まさかのルフィからのプレゼントにウタは顔を真っ赤にした。ルフィも真っ赤なままで暫くお互いに固まっていたがウタはゆっくりと頷いてその花束を受け取った。

ルフィはそれに嬉しくなるとウタを抱き締めるとゆっくりと2人共唇を近づけていった。

「ギャァァァァァァ!!ルフィ、ウタ!!そこから先に進むなぁ!!」

「「!?」」

「あ、このバ頭!!」

「やっぱりやりやがった!!」

だがそれはレッドフォース号の上から見ていたシャンクスの叫びで止められた。赤髪海賊団の面々は必死に暴れようとしてるシャンクスを抑えていた。
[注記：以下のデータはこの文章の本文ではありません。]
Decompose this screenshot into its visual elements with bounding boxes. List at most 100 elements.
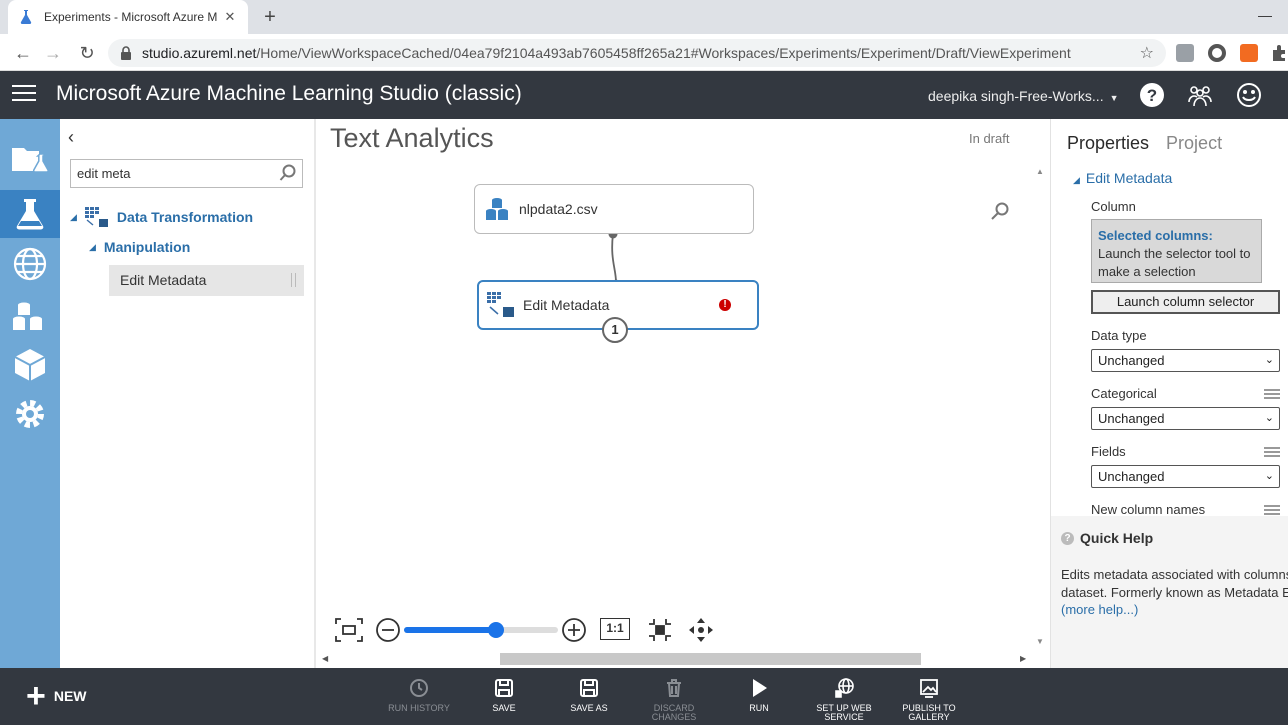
- discard-changes-button[interactable]: DISCARD CHANGES: [634, 678, 714, 722]
- app-title: Microsoft Azure Machine Learning Studio …: [56, 82, 522, 105]
- module-search-input[interactable]: edit meta: [70, 159, 303, 188]
- command-bar: + NEW RUN HISTORY SAVE SAVE AS DISCARD C…: [0, 668, 1288, 725]
- zoom-in-icon[interactable]: [561, 617, 587, 643]
- rail-trained-models[interactable]: [0, 341, 60, 389]
- save-label: SAVE: [492, 703, 516, 713]
- categorical-select[interactable]: Unchanged ⌄: [1091, 407, 1280, 430]
- drag-grip-icon[interactable]: [291, 273, 296, 287]
- save-disk-icon: [495, 679, 513, 697]
- scroll-down-arrow-icon[interactable]: ▼: [1036, 637, 1044, 646]
- rail-web-services[interactable]: [0, 240, 60, 288]
- properties-section-header[interactable]: ◢ Edit Metadata: [1073, 170, 1172, 186]
- address-bar[interactable]: studio.azureml.net/Home/ViewWorkspaceCac…: [108, 39, 1166, 67]
- browser-tab[interactable]: Experiments - Microsoft Azure M ✕: [8, 0, 248, 34]
- quick-help-title: Quick Help: [1080, 530, 1154, 546]
- run-history-label: RUN HISTORY: [388, 703, 450, 713]
- experiment-canvas[interactable]: Text Analytics In draft nlpdata2.csv Edi…: [316, 119, 1048, 668]
- rail-experiments[interactable]: [0, 190, 60, 238]
- svg-text:?: ?: [1147, 86, 1157, 105]
- bookmark-star-icon[interactable]: ☆: [1140, 43, 1154, 63]
- publish-label-line2: GALLERY: [908, 712, 950, 722]
- chevron-down-icon: ⌄: [1264, 470, 1274, 482]
- rail-settings[interactable]: [0, 390, 60, 438]
- tab-properties[interactable]: Properties: [1067, 133, 1149, 154]
- help-icon[interactable]: ?: [1139, 82, 1165, 108]
- browser-toolbar: ← → ↻ studio.azureml.net/Home/ViewWorksp…: [0, 34, 1288, 71]
- collapse-palette-icon[interactable]: ‹: [68, 127, 74, 148]
- data-type-select[interactable]: Unchanged ⌄: [1091, 349, 1280, 372]
- scroll-up-arrow-icon[interactable]: ▲: [1036, 167, 1044, 176]
- reload-icon[interactable]: ↻: [76, 42, 98, 64]
- selected-columns-box: Selected columns: Launch the selector to…: [1091, 219, 1262, 283]
- quick-help-header[interactable]: ? Quick Help: [1061, 530, 1153, 546]
- selected-columns-heading: Selected columns:: [1098, 228, 1213, 243]
- tree-subcategory-manipulation[interactable]: ◢ Manipulation: [89, 239, 190, 255]
- feedback-smiley-icon[interactable]: [1236, 82, 1262, 108]
- trash-icon: [667, 679, 681, 697]
- tab-title: Experiments - Microsoft Azure M: [44, 10, 218, 24]
- extension-icon-1[interactable]: [1176, 44, 1194, 62]
- module-item-edit-metadata[interactable]: Edit Metadata: [109, 265, 304, 296]
- rail-projects[interactable]: [0, 135, 60, 183]
- expanded-triangle-icon: ◢: [1073, 175, 1080, 185]
- back-icon[interactable]: ←: [12, 42, 34, 64]
- run-history-button[interactable]: RUN HISTORY: [379, 678, 459, 713]
- drag-handle-icon[interactable]: [1264, 447, 1280, 459]
- extension-icon-3[interactable]: [1240, 44, 1258, 62]
- canvas-horizontal-scrollbar[interactable]: ◀ ▶: [322, 653, 1028, 665]
- dataset-node-label: nlpdata2.csv: [519, 201, 598, 217]
- scroll-left-arrow-icon[interactable]: ◀: [322, 654, 328, 663]
- workspace-selector[interactable]: deepika singh-Free-Works... ▼: [928, 88, 1119, 104]
- zoom-toolbar: 1:1: [334, 617, 713, 643]
- scrollbar-thumb[interactable]: [500, 653, 921, 665]
- save-as-label: SAVE AS: [570, 703, 608, 713]
- flask-icon: [20, 10, 32, 24]
- drag-handle-icon[interactable]: [1264, 389, 1280, 401]
- puzzle-icon[interactable]: [1270, 44, 1288, 62]
- gallery-publish-icon: [920, 679, 938, 698]
- web-services-globe-icon: [13, 247, 47, 281]
- url-host: studio.azureml.net: [142, 45, 257, 61]
- actual-size-button[interactable]: 1:1: [600, 618, 630, 640]
- minimize-button[interactable]: —: [1242, 0, 1288, 34]
- save-button[interactable]: SAVE: [464, 678, 544, 713]
- tree-category-data-transformation[interactable]: ◢ Data Transformation: [70, 207, 253, 227]
- help-circle-icon: ?: [1061, 531, 1074, 545]
- fit-selection-icon[interactable]: [647, 617, 673, 643]
- run-button[interactable]: RUN: [719, 678, 799, 713]
- dataset-node[interactable]: nlpdata2.csv: [474, 184, 754, 234]
- scroll-right-arrow-icon[interactable]: ▶: [1020, 654, 1026, 663]
- web-service-label-line2: SERVICE: [824, 712, 864, 722]
- launch-column-selector-button[interactable]: Launch column selector: [1091, 290, 1280, 314]
- community-icon[interactable]: [1187, 82, 1213, 108]
- zoom-slider-track[interactable]: [404, 622, 558, 638]
- save-as-button[interactable]: SAVE AS: [549, 678, 629, 713]
- forward-icon[interactable]: →: [42, 42, 64, 64]
- quick-help-text: Edits metadata associated with columns d…: [1061, 566, 1288, 602]
- trained-models-cube-icon: [14, 349, 46, 381]
- projects-folder-icon: [12, 148, 49, 173]
- error-icon[interactable]: !: [719, 299, 731, 311]
- tab-project[interactable]: Project: [1166, 133, 1222, 154]
- new-tab-button[interactable]: +: [258, 6, 282, 28]
- set-up-web-service-button[interactable]: SET UP WEB SERVICE: [804, 678, 884, 722]
- new-button[interactable]: + NEW: [26, 679, 87, 713]
- output-port-badge[interactable]: 1: [602, 317, 628, 343]
- extension-icon-2[interactable]: [1208, 44, 1226, 62]
- module-item-label: Edit Metadata: [120, 272, 207, 288]
- app-header: Microsoft Azure Machine Learning Studio …: [0, 71, 1288, 119]
- rail-datasets[interactable]: [0, 292, 60, 340]
- close-tab-icon[interactable]: ✕: [222, 9, 238, 25]
- web-service-globe-icon: [835, 678, 854, 698]
- chevron-down-icon: ▼: [1109, 93, 1119, 103]
- publish-to-gallery-button[interactable]: PUBLISH TO GALLERY: [889, 678, 969, 722]
- fit-to-screen-icon[interactable]: [334, 617, 364, 643]
- more-help-link[interactable]: (more help...): [1061, 602, 1138, 617]
- hamburger-menu-icon[interactable]: [12, 85, 36, 105]
- search-icon[interactable]: [279, 164, 297, 182]
- fields-select[interactable]: Unchanged ⌄: [1091, 465, 1280, 488]
- zoom-slider-thumb[interactable]: [488, 622, 504, 638]
- pan-move-icon[interactable]: [688, 617, 714, 643]
- column-label: Column: [1091, 199, 1136, 214]
- zoom-out-icon[interactable]: [375, 617, 401, 643]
「も、もう!!良いところだったのに!!シャンクスの馬鹿!!」

ウタはムードをブチ壊してきたシャンクスに怒っていてルフィは真っ赤なままだが何かイタズラを思いついたような顔になった

「ウタ!」

「なにル・・・ムッ!?」

「ルフィ〜!!!何やってんだクソガキ〜!!!」

『おぉ!ルフィやるじゃねぇか!!』

ルフィはウタを呼ぶと真っ赤になったまま唇を重ねた。ウタは突然の事に驚き、シャンクスは覇王色が漏れるほど動揺していて他の赤髪海賊団の面々はルフィの大胆な行動に歓声を上げていた。
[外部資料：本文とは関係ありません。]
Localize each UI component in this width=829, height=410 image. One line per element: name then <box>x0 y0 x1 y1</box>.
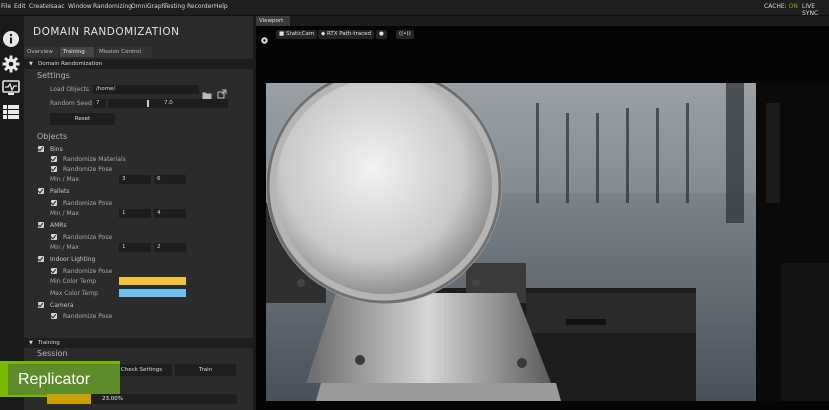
section-training-label: Training <box>38 340 60 346</box>
open-external-icon[interactable] <box>217 84 227 99</box>
render-mode-label: RTX Path-traced <box>326 31 372 37</box>
panel-title: DOMAIN RANDOMIZATION <box>33 26 180 38</box>
camera-randomize-pose-label: Randomize Pose <box>63 313 113 320</box>
camera-randomize-pose-checkbox[interactable] <box>51 313 57 319</box>
bins-randomize-materials-label: Randomize Materials <box>63 156 126 163</box>
random-seed-slider[interactable]: 7.0 <box>108 99 228 108</box>
slider-handle[interactable] <box>147 100 149 107</box>
domain-randomization-panel: DOMAIN RANDOMIZATION Overview Training M… <box>24 16 253 410</box>
bins-randomize-pose-label: Randomize Pose <box>63 166 113 173</box>
amrs-randomize-pose-label: Randomize Pose <box>63 234 113 241</box>
live-sync-button[interactable]: LIVE SYNC <box>802 3 829 17</box>
viewport-tab[interactable]: Viewport <box>256 16 290 26</box>
menu-edit[interactable]: Edit <box>14 3 26 10</box>
menu-help[interactable]: Help <box>214 3 228 10</box>
tab-overview[interactable]: Overview <box>24 47 58 57</box>
train-button[interactable]: Train <box>175 364 236 376</box>
min-color-temp-label: Min Color Temp <box>50 278 97 285</box>
render-mode-icon: ◆ <box>321 31 326 37</box>
menu-create[interactable]: Create <box>29 3 49 10</box>
training-progress-fill <box>47 394 91 404</box>
icon-sidebar <box>0 16 22 410</box>
viewport[interactable]: ■ StaticCam ◆ RTX Path-traced ● ((•)) <box>256 26 829 410</box>
gear-icon[interactable] <box>2 55 20 73</box>
menu-testing[interactable]: Testing <box>164 3 185 10</box>
section-domain-randomization[interactable]: ▼ Domain Randomization <box>24 59 253 69</box>
monitor-icon[interactable] <box>2 79 20 97</box>
cache-state: ON <box>788 3 798 10</box>
bins-minmax-label: Min / Max <box>50 176 79 183</box>
collapse-triangle-icon: ▼ <box>29 340 33 346</box>
tab-mission-control[interactable]: Mission Control <box>96 47 152 57</box>
lighting-randomize-pose-label: Randomize Pose <box>63 268 113 275</box>
menu-file[interactable]: File <box>1 3 11 10</box>
replicator-badge-label: Replicator <box>8 364 120 395</box>
pallets-checkbox[interactable] <box>38 188 44 194</box>
indoor-lighting-label: Indoor Lighting <box>50 256 96 263</box>
section-domain-randomization-label: Domain Randomization <box>38 61 103 67</box>
session-header: Session <box>37 349 68 358</box>
amrs-label: AMRs <box>50 222 67 229</box>
indoor-lighting-checkbox[interactable] <box>38 256 44 262</box>
settings-header: Settings <box>37 71 70 80</box>
camera-select-button[interactable]: ■ StaticCam <box>276 30 318 39</box>
camera-label: Camera <box>50 302 74 309</box>
lighting-randomize-pose-checkbox[interactable] <box>51 268 57 274</box>
menu-isaac[interactable]: Isaac <box>49 3 65 10</box>
random-seed-field[interactable]: 7 <box>93 99 106 108</box>
bins-checkbox[interactable] <box>38 146 44 152</box>
load-objects-path-field[interactable]: /home/ <box>93 85 199 94</box>
panel-tabs: Overview Training Mission Control <box>24 47 253 57</box>
render-mode-button[interactable]: ◆ RTX Path-traced <box>318 30 375 39</box>
cache-status: CACHE: ON <box>764 3 798 10</box>
bins-randomize-materials-checkbox[interactable] <box>51 156 57 162</box>
menu-recorder[interactable]: Recorder <box>187 3 214 10</box>
pallets-min-field[interactable]: 1 <box>119 209 151 218</box>
random-seed-slider-value: 7.0 <box>164 100 173 106</box>
load-objects-label: Load Objects <box>50 86 89 93</box>
amrs-max-field[interactable]: 2 <box>154 243 186 252</box>
info-icon[interactable] <box>2 30 20 48</box>
section-training[interactable]: ▼ Training <box>24 338 253 348</box>
reset-button[interactable]: Reset <box>50 113 115 125</box>
pallets-max-field[interactable]: 4 <box>154 209 186 218</box>
amrs-checkbox[interactable] <box>38 222 44 228</box>
camera-checkbox[interactable] <box>38 302 44 308</box>
amrs-minmax-label: Min / Max <box>50 244 79 251</box>
min-color-temp-swatch[interactable] <box>119 277 186 285</box>
folder-icon[interactable] <box>202 85 212 100</box>
grid-icon[interactable] <box>2 103 20 121</box>
bins-min-field[interactable]: 3 <box>119 175 151 184</box>
max-color-temp-label: Max Color Temp <box>50 290 98 297</box>
amrs-min-field[interactable]: 1 <box>119 243 151 252</box>
menu-bar: File Edit Create Isaac Window Randomizin… <box>0 0 829 17</box>
menu-window[interactable]: Window <box>68 3 92 10</box>
visibility-eye-icon[interactable]: ● <box>376 30 387 39</box>
pallets-minmax-label: Min / Max <box>50 210 79 217</box>
cache-label: CACHE: <box>764 3 787 10</box>
max-color-temp-swatch[interactable] <box>119 289 186 297</box>
bins-label: Bins <box>50 146 63 153</box>
bins-randomize-pose-checkbox[interactable] <box>51 166 57 172</box>
scene-render <box>266 83 829 401</box>
pallets-randomize-pose-label: Randomize Pose <box>63 200 113 207</box>
pallets-randomize-pose-checkbox[interactable] <box>51 200 57 206</box>
collapse-triangle-icon: ▼ <box>29 61 33 67</box>
training-progress-bar: 23.00% <box>47 394 237 404</box>
viewport-settings-icon[interactable] <box>260 30 269 44</box>
training-progress-text: 23.00% <box>102 396 123 402</box>
check-settings-button[interactable]: Check Settings <box>111 364 172 376</box>
amrs-randomize-pose-checkbox[interactable] <box>51 234 57 240</box>
camera-icon: ■ <box>279 31 285 37</box>
broadcast-icon[interactable]: ((•)) <box>396 30 414 39</box>
tab-training[interactable]: Training <box>60 47 94 57</box>
replicator-badge: Replicator <box>0 361 120 397</box>
random-seed-label: Random Seed <box>50 100 92 107</box>
menu-randomizing[interactable]: Randomizing <box>93 3 132 10</box>
pallets-label: Pallets <box>50 188 70 195</box>
objects-header: Objects <box>37 132 68 141</box>
bins-max-field[interactable]: 6 <box>154 175 186 184</box>
camera-select-label: StaticCam <box>285 31 315 37</box>
menu-omnigraph[interactable]: OmniGraph <box>131 3 165 10</box>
ルフィは唇を離すと自分がやった事に今更羞恥心が出てきたのかより顔を赤くしてウタは突然の事に固まっていた。

「ウ、ウタ。その・・・また会おうな!!」

「あっ!?・・・う、うん!またね!!」

ルフィはその場から慌てて去っていき、ウタはまだ夢心地なのかボーッとしていた。

「ルフィ〜、あの野郎〜」

「ルフィの奴もやるな」

「だな、12本の薔薇の花束なんてな!」

「ん?なんか意味があんのかヤソップ?」

「いや、俺もバンキーナに結婚する時にプレゼントしたからな」

12本の薔薇の花束の意味は『私の妻になってください』。ヤソップはそう赤髪海賊団の面々に言っていくとシャンクスがあまりの衝撃に堪えきれなくなったのか気絶した。




〇〇〇

「おバカ!!返事をちゃんと聞いてから帰ってきなさいよ!!」

「ルフィ、それは良くないわよ」

一方、サニー号ではあらましを聞いたナミとロビンが逃げるように帰ってきたルフィに小言を言っていたがルフィは顔を真っ赤にしたまま固まっていて完全に耳に入ってなかった。